« KRRR… pchhhh… » (Le crépitement du feu se mêle aux parasites.)
Karl, assis près des flammes, ajuste son vieux pull troué et serre les dents en regardant ses pieds rougis.
« Putain, ça brûle encore cette merde d'eau acidique… J’ai rincé à l’eau trois fois, mais ça change rien. »
Il toussote, réalise qu’il a appuyé sur l’émetteur, et se redresse pour parler clairement dans la radio, sa voix rauque et traînante traversant les ondes :
« KRRR… pchhhh… …Ici Karl, pour la communauté de l’Escale… KRRRT…
On est un groupe qui s’entraide, correct côté matos, eau et médocs… pchhh… mais la nourriture, c’est la priorité absolue.

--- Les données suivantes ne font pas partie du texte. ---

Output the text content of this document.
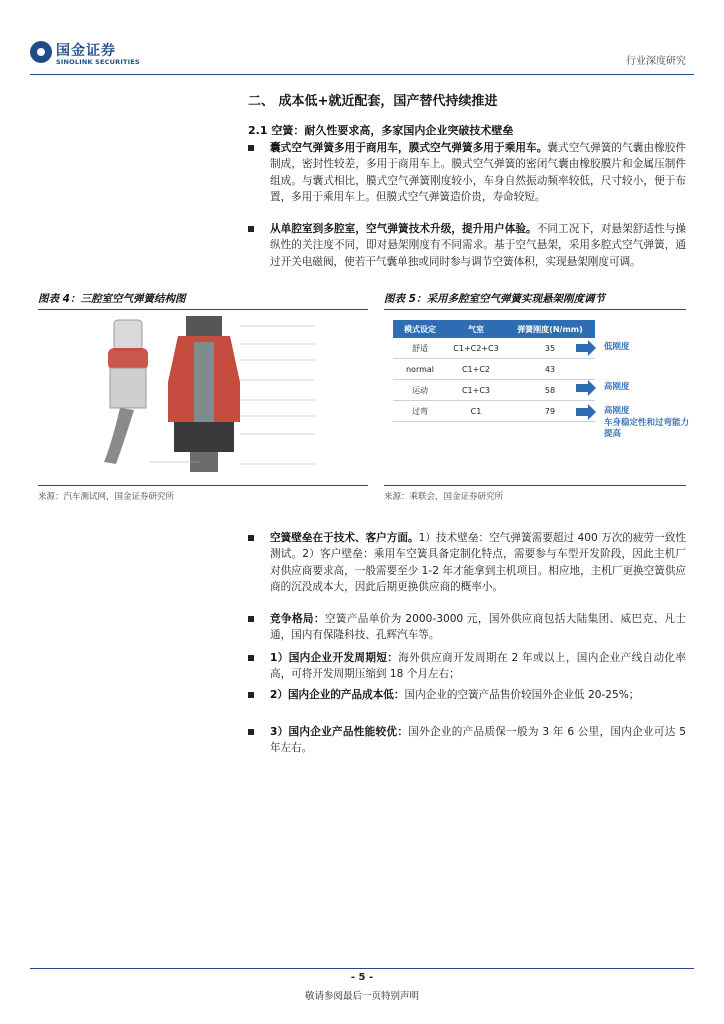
国金证券
SINOLINK SECURITIES	行业深度研究
二、 成本低+就近配套，国产替代持续推进
2.1 空簧：耐久性要求高，多家国内企业突破技术壁垒
囊式空气弹簧多用于商用车，膜式空气弹簧多用于乘用车。囊式空气弹簧的气囊由橡胶件制成，密封性较差，多用于商用车上。膜式空气弹簧的密闭气囊由橡胶膜片和金属压制件组成。与囊式相比，膜式空气弹簧刚度较小，车身自然振动频率较低，尺寸较小，便于布置，多用于乘用车上。但膜式空气弹簧造价贵，寿命较短。
从单腔室到多腔室，空气弹簧技术升级，提升用户体验。不同工况下，对悬架舒适性与操纵性的关注度不同，即对悬架刚度有不同需求。基于空气悬架，采用多腔式空气弹簧，通过开关电磁阀，使若干气囊单独或同时参与调节空簧体积，实现悬架刚度可调。
图表 4：三腔室空气弹簧结构图
来源：汽车测试网，国金证券研究所
图表 5：采用多腔室空气弹簧实现悬架刚度调节
模式设定	气室	弹簧刚度(N/mm)
舒适	C1+C2+C3	35
normal	C1+C2	43
运动	C1+C3	58
过弯	C1	79
低刚度
高刚度
高刚度
车身稳定性和过弯能力提高
来源：乘联会，国金证券研究所
空簧壁垒在于技术、客户方面。1）技术壁垒：空气弹簧需要超过 400 万次的疲劳一致性测试。2）客户壁垒：乘用车空簧具备定制化特点，需要参与车型开发阶段，因此主机厂对供应商要求高，一般需要至少 1-2 年才能拿到主机项目。相应地，主机厂更换空簧供应商的沉没成本大，因此后期更换供应商的概率小。
竞争格局：空簧产品单价为 2000-3000 元，国外供应商包括大陆集团、威巴克、凡士通，国内有保隆科技、孔辉汽车等。
1）国内企业开发周期短：海外供应商开发周期在 2 年或以上，国内企业产线自动化率高，可将开发周期压缩到 18 个月左右；
2）国内企业的产品成本低：国内企业的空簧产品售价较国外企业低 20-25%；
3）国内企业产品性能较优：国外企业的产品质保一般为 3 年 6 公里，国内企业可达 5 年左右。
- 5 -
敬请参阅最后一页特别声明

Si t’as des compétences en culture, cueillette, ou repérage de bouffe, KRRR… on est preneurs. Parce que la nourriture, sans aide, on va finir par en manquer cruellement. Un artisan ou deux pour renforcer l’autonomie, ce serait un plus aussi mais pas la priorité!
pchhh… Et si jamais y’a un médecin, un soignant, ou quelqu’un qui sait quoi faire avec une brûlure qui s’obstine à brûler, je suis preneur perso. KRRR… Mais bon, la nourriture, c’est l’urgence numéro un.
À terme, on veut devenir un point d’arrêt et d’échange pour ceux qui veulent explorer bien au-delà de la région de la Capitale. pchhhh… Si ça t’intéresse, pchhh… réponds sur cette fréquence.
Même un « Je capte » suffit. On en discute en privé après.
…KRRR… pchhhh… (Un grognement étouffé.) Je répète : Karl, pour la communauté de l’Escale. À l’écoute. KRRRT… »
Tout s’achète, tout se vend… même l’espoir. Mais moi, j’fais des rabais sur les miracles.